Writer: Tom Taylor / Artist: Trevor Hairsine & Stefano Gaudiano, James Harren / DC Comics
I don’t know why or how we’re getting a DC Zombies book. I can’t imagine that the particular cross section of superheroes and horror was chomping at a bit for an out of continuity story where the Justice League goes up against a weird techno-virus. And yet the combined efforts of Tom Taylor, Trevor Hairsine, Stefano Gaudiano, and James Harren have produced DCeased #1, a vividly nightmarish narrative that has already proven that this exceedingly specific niche has a place in DC universe.
The entirety of DCeased #1 is punctuated by pessimistic narration. In light grey lettering from Saida Temofonte, an initially unnamed voice sets the stage of Darksied’s defeat with a paragraph that sent shivers up my spine:
It started with something like thunder. I don’t know how else to describe it because it was a sound no one had ever heard before.
It was the sound of a Superman breaking the jaw of a God.
And mind you, that’s just what’s on the first three pages. This slightly larger than usual offering (26 pages) grabs you from the jump and you know that the creative team is going for the throat with this mini-series.
Tom Taylor is no stranger to dark timeline universes. As the chief architecture of the Injustice comics, Taylor has credibility when it comes to navigating beloved characters through exceedingly harsh universes. DCeased opens with the end of a week-long campaign against Apokoliptian forces before pivoting to a zombie (which to be fair, isn’t probably the technical term, but it is the practical one) outbreak on earth and when you read the story, you’re just sort of nodding your head like “yeah, that’s actually the only way this could have ever gone down.” There’s a perceived effortlessness in how Taylor looks at the phrase “Going Viral” and manages to extract a zombie story from the Anti-Life equation and Cyborg.

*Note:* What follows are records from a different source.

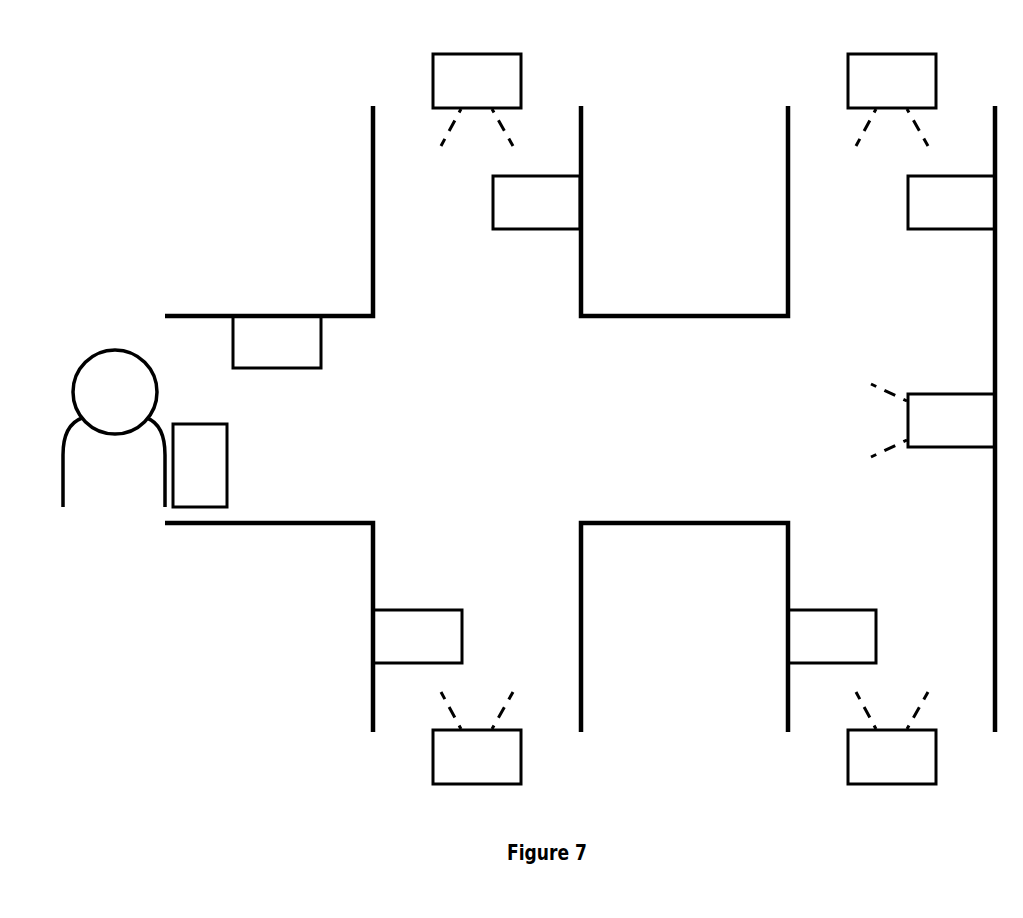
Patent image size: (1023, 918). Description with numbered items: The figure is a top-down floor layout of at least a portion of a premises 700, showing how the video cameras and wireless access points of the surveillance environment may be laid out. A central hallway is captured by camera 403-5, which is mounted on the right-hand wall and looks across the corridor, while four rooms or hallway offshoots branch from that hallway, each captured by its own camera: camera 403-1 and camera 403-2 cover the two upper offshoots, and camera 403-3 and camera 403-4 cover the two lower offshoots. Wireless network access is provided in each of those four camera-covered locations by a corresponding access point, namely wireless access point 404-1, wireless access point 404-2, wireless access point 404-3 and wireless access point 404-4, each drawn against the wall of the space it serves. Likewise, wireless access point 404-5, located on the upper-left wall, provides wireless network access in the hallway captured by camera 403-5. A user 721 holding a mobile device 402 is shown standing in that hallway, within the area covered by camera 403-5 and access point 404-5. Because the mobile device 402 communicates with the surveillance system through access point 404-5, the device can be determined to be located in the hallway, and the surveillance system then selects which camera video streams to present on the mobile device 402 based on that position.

The premises 700 is at (64, 91).
The user 721 is at (70, 432).
The mobile device 402 is at (181, 486).
The video camera 403-1 is at (450, 104).
The video camera 403-2 is at (865, 104).
The video camera 403-3 is at (450, 778).
The video camera 403-4 is at (865, 778).
The video camera 403-5 is at (924, 444).
The wireless access point 404-1 is at (510, 224).
The wireless access point 404-2 is at (925, 224).
The wireless access point 404-3 is at (391, 658).
The wireless access point 404-4 is at (806, 658).
The wireless access point 404-5 is at (251, 364).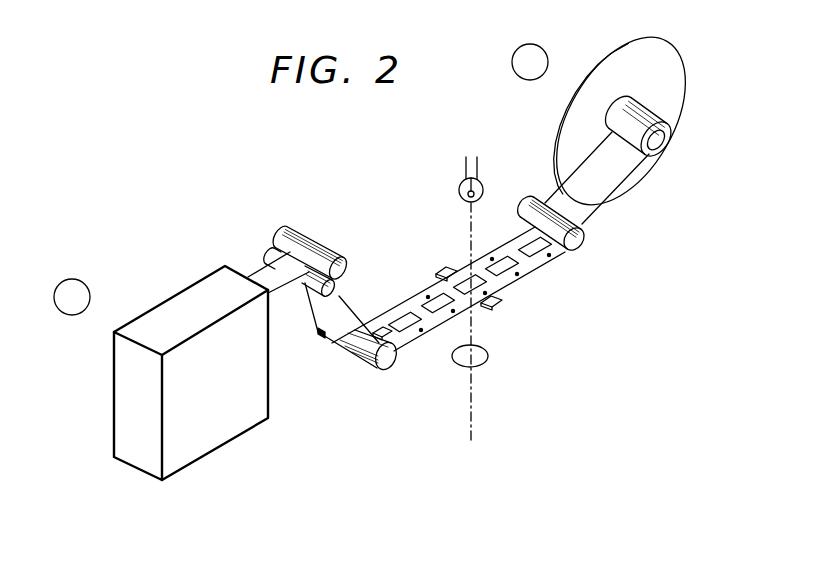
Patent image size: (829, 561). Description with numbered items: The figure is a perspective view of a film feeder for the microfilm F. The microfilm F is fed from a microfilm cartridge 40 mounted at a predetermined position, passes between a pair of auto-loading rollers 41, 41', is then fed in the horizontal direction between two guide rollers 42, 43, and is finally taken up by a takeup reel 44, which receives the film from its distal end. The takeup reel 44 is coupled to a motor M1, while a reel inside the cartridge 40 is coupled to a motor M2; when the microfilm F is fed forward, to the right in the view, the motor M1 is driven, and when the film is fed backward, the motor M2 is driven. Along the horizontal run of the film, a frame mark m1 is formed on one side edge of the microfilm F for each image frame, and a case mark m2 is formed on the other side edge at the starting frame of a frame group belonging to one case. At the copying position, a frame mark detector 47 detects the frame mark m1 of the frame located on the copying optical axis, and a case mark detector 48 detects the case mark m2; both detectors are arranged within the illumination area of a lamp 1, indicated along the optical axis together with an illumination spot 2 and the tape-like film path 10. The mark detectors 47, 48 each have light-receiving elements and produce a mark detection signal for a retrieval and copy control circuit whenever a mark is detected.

The lamp 1 is at (458, 190).
The detection spot / light source 2 is at (489, 357).
The carrier tape 10 is at (504, 279).
The microfilm cartridge 40 is at (189, 287).
The auto-loading roller 41 is at (311, 242).
The auto-loading roller 41' is at (331, 273).
The guide roller 42 is at (394, 358).
The guide roller 43 is at (586, 238).
The takeup reel 44 is at (573, 124).
The frame mark detector 47 is at (499, 308).
The case mark detector 48 is at (440, 270).
The microfilm F is at (611, 182).
The motor M1 is at (580, 100).
The motor M2 is at (118, 326).
The frame mark m1 is at (549, 257).
The case mark m2 is at (493, 258).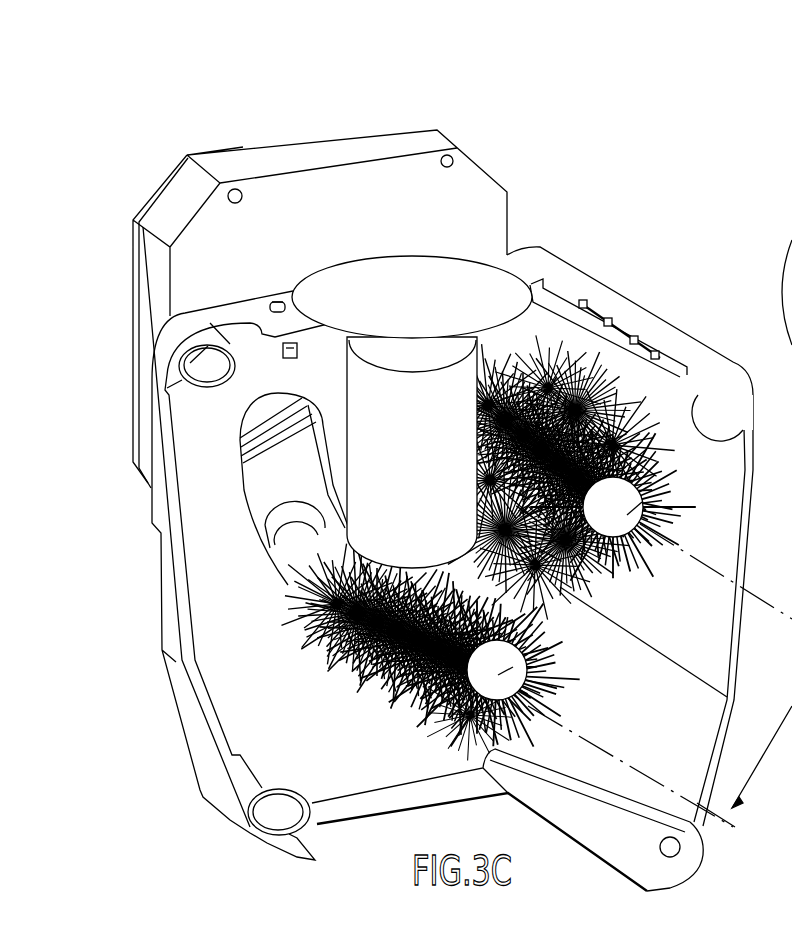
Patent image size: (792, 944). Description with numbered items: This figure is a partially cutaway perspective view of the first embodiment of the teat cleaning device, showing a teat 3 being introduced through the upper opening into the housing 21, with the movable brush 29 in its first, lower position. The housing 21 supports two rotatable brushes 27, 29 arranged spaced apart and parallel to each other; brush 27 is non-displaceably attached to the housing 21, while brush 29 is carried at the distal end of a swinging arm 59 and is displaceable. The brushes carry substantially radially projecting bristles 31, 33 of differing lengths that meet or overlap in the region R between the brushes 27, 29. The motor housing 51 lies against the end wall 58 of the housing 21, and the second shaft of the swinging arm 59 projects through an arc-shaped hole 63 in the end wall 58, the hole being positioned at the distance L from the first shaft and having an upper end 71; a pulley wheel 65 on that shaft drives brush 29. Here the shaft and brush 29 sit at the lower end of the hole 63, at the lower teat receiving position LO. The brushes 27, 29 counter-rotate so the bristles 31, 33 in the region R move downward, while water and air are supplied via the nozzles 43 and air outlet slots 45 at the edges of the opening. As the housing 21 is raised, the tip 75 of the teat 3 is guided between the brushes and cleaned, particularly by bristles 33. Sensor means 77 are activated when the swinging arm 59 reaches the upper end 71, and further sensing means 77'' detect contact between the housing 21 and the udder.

The teat 3 is at (417, 305).
The housing 21 is at (617, 306).
The brush 27 is at (642, 496).
The brush 29 is at (553, 672).
The bristles 31 is at (672, 462).
The bristles 33 is at (403, 727).
The nozzles 43 is at (583, 302).
The air outlet slots 45 is at (657, 353).
The motor housing 51 is at (476, 182).
The end wall 58 is at (188, 417).
The swinging arm 59 is at (335, 507).
The hole 63 is at (257, 487).
The pulley wheel 65 is at (293, 443).
The upper end 71 is at (283, 405).
The tip 75 is at (401, 545).
The sensor means 77 is at (269, 358).
The further sensing means 77'' is at (281, 277).
The region R is at (552, 585).
The lower teat receiving position LO is at (316, 703).
The distance L is at (744, 766).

It is Bastdamn one of the coolest things I’ve read in a minute.
And that’s also in large part to the beautiful artwork. Trevor Hairsine and Stefano Gaudiano handle the opening skirmish and start of the outbreak at the end, while Harren illustrates the transitional anecdote focusing on the actual creation of the virus that will be the focal point for the issues to come. All three artists contribute to this drab and dark universe, injecting a hence previously unknown type of horror into the DC Universe that still very much feels like DC.
This particularly bleak storyline attracts my attention for so many odd reasons. It’s the cleverness in the inciting incident. It’s the not-quite omniscient narrator given us the play by play. It’s the damn near iconic images littered through the issue. It’s what out of continuity events were made for and again, I never would have thought to ask for this, but now I want the rest of it immediately.